Other benefits of the app, Fok said, include reduced diesel emissions and fuel consumption because truckers won’t wait in line to return empty containers; less crowding at marine terminal gates; and bigger paydays for drivers who can haul more cargo by making fewer port visits.

“Everyone gains from this development,” Port of Oakland Maritime Director John Driscoll said. “But what I like is that this was created by truckers for truckers.”

Container swaps executed outside marine terminals are known in the industry as street-turns. They’re desirable because they spare drivers the need to pick-up or return empties within the port.

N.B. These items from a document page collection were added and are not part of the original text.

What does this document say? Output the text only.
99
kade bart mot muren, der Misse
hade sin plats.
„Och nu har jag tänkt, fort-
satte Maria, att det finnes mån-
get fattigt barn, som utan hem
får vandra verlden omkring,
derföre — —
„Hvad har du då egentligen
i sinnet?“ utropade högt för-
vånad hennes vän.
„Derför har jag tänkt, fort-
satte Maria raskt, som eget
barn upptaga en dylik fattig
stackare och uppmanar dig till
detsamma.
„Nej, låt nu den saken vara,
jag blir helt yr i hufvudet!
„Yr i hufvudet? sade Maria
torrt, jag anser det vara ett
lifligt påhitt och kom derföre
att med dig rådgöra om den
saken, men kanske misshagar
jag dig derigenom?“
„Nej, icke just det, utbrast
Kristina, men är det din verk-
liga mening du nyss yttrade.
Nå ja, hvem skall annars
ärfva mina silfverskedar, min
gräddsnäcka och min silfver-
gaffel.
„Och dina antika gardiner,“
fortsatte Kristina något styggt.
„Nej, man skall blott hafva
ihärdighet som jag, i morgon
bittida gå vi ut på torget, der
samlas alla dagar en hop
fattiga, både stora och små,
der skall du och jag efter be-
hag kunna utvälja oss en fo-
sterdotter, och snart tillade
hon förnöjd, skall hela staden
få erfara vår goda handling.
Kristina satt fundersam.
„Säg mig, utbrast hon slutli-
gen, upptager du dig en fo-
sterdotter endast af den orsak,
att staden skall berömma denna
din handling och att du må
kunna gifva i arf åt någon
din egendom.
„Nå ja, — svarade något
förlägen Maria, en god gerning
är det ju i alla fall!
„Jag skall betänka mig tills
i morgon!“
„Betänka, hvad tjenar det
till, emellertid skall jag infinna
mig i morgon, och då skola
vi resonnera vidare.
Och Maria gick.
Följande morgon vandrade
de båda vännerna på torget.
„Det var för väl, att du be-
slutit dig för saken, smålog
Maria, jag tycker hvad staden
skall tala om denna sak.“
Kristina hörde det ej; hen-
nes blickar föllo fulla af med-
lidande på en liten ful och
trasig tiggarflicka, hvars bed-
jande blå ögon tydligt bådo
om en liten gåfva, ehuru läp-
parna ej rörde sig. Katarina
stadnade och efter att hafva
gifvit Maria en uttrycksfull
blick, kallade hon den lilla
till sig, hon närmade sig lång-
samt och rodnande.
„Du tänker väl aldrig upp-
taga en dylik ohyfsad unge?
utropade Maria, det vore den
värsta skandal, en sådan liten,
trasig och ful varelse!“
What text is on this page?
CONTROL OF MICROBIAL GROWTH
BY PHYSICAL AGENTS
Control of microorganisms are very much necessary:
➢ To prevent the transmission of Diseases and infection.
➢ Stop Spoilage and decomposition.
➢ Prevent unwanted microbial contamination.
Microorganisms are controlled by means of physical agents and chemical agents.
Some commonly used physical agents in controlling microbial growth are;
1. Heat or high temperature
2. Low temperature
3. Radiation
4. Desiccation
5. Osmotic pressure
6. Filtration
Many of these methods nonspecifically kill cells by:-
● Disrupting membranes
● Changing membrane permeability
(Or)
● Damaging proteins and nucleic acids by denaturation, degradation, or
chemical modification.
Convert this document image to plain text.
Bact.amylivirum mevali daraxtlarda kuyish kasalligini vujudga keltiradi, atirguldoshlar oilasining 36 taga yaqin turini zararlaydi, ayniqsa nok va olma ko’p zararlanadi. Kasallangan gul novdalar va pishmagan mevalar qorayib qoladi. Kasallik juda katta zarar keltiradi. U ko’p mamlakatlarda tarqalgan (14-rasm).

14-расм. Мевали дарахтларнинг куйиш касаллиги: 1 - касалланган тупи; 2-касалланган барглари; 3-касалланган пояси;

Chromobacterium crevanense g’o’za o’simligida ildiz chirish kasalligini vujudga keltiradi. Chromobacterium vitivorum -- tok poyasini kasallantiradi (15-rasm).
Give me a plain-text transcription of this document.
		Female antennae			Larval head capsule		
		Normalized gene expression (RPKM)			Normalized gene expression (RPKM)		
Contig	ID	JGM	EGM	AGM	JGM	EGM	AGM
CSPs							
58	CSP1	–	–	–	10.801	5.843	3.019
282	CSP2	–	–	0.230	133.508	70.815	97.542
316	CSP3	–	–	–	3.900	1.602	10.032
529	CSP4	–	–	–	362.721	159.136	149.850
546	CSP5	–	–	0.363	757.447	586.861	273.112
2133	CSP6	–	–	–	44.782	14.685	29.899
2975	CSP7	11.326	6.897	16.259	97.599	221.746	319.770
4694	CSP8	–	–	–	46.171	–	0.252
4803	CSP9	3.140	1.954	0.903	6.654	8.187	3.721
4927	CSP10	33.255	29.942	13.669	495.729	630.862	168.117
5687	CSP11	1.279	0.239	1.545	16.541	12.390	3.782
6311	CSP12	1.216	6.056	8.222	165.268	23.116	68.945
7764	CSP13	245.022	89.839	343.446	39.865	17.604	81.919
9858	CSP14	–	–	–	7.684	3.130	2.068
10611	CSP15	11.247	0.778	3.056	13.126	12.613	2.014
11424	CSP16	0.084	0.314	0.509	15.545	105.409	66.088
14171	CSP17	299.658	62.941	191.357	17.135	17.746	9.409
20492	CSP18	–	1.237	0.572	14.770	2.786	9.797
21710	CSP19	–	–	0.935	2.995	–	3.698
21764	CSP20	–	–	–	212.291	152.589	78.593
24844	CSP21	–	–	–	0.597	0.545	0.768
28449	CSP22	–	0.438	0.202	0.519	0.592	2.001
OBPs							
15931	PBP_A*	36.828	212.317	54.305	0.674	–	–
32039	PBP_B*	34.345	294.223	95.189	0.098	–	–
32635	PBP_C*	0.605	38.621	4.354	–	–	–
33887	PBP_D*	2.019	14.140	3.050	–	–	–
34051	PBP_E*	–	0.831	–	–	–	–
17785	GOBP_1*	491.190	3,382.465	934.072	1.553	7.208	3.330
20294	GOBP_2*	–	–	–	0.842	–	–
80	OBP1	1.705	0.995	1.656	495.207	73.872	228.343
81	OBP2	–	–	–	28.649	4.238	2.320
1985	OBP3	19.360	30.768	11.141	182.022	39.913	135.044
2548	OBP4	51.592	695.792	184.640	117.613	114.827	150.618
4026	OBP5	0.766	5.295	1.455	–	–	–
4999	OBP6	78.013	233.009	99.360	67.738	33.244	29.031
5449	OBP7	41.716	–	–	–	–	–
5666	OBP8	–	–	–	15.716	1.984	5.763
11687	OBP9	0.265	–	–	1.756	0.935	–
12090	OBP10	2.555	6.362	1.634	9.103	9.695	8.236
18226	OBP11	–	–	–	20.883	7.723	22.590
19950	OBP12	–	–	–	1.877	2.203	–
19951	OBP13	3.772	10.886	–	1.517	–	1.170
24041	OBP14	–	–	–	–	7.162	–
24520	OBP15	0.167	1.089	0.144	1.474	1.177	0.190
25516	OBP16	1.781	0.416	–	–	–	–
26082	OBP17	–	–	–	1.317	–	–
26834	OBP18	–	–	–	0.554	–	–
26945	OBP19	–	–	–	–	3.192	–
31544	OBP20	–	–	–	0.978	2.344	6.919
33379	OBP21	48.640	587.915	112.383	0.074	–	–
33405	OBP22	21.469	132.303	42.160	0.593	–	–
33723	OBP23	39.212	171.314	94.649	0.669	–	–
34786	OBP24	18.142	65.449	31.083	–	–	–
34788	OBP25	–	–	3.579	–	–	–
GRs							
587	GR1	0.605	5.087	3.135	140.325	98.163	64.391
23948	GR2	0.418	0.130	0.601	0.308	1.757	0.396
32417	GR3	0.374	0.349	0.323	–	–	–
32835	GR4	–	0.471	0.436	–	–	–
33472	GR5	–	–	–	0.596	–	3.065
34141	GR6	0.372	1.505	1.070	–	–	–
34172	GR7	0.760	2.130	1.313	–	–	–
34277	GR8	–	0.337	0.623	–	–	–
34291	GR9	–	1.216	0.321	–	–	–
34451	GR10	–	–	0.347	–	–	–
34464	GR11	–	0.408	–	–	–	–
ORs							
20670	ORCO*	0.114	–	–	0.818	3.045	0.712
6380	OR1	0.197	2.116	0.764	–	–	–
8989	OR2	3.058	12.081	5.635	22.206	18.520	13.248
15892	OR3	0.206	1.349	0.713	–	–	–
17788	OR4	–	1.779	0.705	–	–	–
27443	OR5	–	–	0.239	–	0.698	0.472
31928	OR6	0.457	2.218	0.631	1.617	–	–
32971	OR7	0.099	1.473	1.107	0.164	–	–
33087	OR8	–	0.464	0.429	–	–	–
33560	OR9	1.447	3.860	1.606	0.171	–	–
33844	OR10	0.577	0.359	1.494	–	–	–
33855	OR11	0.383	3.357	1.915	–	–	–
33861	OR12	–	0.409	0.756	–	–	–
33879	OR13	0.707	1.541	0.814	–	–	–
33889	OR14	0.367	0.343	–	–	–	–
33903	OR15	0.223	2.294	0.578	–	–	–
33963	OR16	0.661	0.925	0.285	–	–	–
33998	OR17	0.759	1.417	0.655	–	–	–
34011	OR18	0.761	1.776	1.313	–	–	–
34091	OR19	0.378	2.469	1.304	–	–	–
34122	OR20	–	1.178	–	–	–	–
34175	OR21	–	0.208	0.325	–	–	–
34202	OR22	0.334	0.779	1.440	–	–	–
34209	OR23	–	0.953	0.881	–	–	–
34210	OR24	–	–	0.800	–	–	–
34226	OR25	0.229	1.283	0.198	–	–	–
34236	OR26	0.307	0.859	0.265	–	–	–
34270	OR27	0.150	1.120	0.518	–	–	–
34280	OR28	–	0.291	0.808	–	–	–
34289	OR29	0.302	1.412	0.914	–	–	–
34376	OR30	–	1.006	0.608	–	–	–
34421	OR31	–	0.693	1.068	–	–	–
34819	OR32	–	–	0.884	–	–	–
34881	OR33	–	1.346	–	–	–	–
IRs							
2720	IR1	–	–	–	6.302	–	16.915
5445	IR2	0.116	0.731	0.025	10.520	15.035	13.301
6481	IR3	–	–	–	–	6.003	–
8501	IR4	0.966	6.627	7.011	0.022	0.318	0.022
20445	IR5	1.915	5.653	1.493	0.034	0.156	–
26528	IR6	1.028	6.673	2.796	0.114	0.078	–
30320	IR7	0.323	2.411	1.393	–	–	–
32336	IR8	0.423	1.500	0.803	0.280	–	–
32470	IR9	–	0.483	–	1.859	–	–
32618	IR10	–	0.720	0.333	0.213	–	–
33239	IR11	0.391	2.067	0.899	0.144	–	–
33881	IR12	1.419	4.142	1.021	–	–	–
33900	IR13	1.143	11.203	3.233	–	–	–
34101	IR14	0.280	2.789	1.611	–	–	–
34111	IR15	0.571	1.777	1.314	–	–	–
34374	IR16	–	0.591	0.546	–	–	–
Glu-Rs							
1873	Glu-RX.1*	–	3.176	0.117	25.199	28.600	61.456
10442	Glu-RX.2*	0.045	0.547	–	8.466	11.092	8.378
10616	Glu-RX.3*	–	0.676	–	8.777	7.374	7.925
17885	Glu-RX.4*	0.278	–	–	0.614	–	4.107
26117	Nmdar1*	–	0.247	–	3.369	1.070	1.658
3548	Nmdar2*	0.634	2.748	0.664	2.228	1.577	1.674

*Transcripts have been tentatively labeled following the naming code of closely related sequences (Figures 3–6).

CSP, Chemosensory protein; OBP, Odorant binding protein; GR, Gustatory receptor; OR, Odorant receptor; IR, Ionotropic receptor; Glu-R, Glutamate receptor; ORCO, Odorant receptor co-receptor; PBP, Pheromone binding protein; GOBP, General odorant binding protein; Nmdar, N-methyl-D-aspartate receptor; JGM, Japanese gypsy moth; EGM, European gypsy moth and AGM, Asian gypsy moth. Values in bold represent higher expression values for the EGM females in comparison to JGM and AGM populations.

Oakland truckers have sometimes used email or online chats to arrange street-turns, but Fok said Jupigo will be more efficient because of its automatic matching feature, SmartMatch. He also added though, that his app can’t finalize street-turns; truckers must still contact the shipping lines that own the empty containers, which is usually done through an online form.

Jupigo estimates there are 2,000 to 3,000 street turns conducted by Port of Oakland drivers weekly. The company hopes to more than double the number with its new app. The free app should be available in app stores next month, Fok said.

Jupigo is the third container traffic app introduced at the Port of Oakland in the past few weeks. The others, called DrayQ and DrayLink, give drivers real time metrics on gate queues and terminal transaction times. They were developed for the Port of Oakland by Virginia-based tech firm Leidos.

Ferry Returns to Service After Upgrade

By Mark Edward Nero

BC Ferries’ Queen of Cumberland has just completed a major mid-life upgrade and was returned to regular service on the company’s Swartz Bay – Southern Gulf Islands route on April 22.

The Queen of Cumberland, built in 1992, is 96-meter long (314.9-foot) vessel that has a passenger and crew capacity of 456 and a car capacity of 127. It also has a maximum displacement of 2,662 tons and can travel at a top speed of 13 knots.

The mid-life upgrade and refit was conducted at Esquimalt Drydock Co. of Victoria, British Columbia. Some of the work conducted included:
  • Main propulsion system overhaul and upgraded propulsion control system.
  • Installation of a new evacuation system and replacement of the rescue boat.
  • Installation of LED navigation lights.
  • A complete electrical system overhaul.
  • The installation of a pet area.
  • Alarm and monitoring system renewal.
  • A complete elevator system overhaul.

“Investing in mid-life upgrades on our vessels is very important so we can maintain fleet reliability, safety standards and customer service,” BC Ferries’ Vice President of Engineering Mark Wilson said. “The Queen of Cumberland is 24 years old now and our strict maintenance and refit regime will allow us to operate the ship for another 20 years.”

BC Ferries, under contract to the Province of British Columbia, is the service provider responsible for ferry service along coastal British Columbia.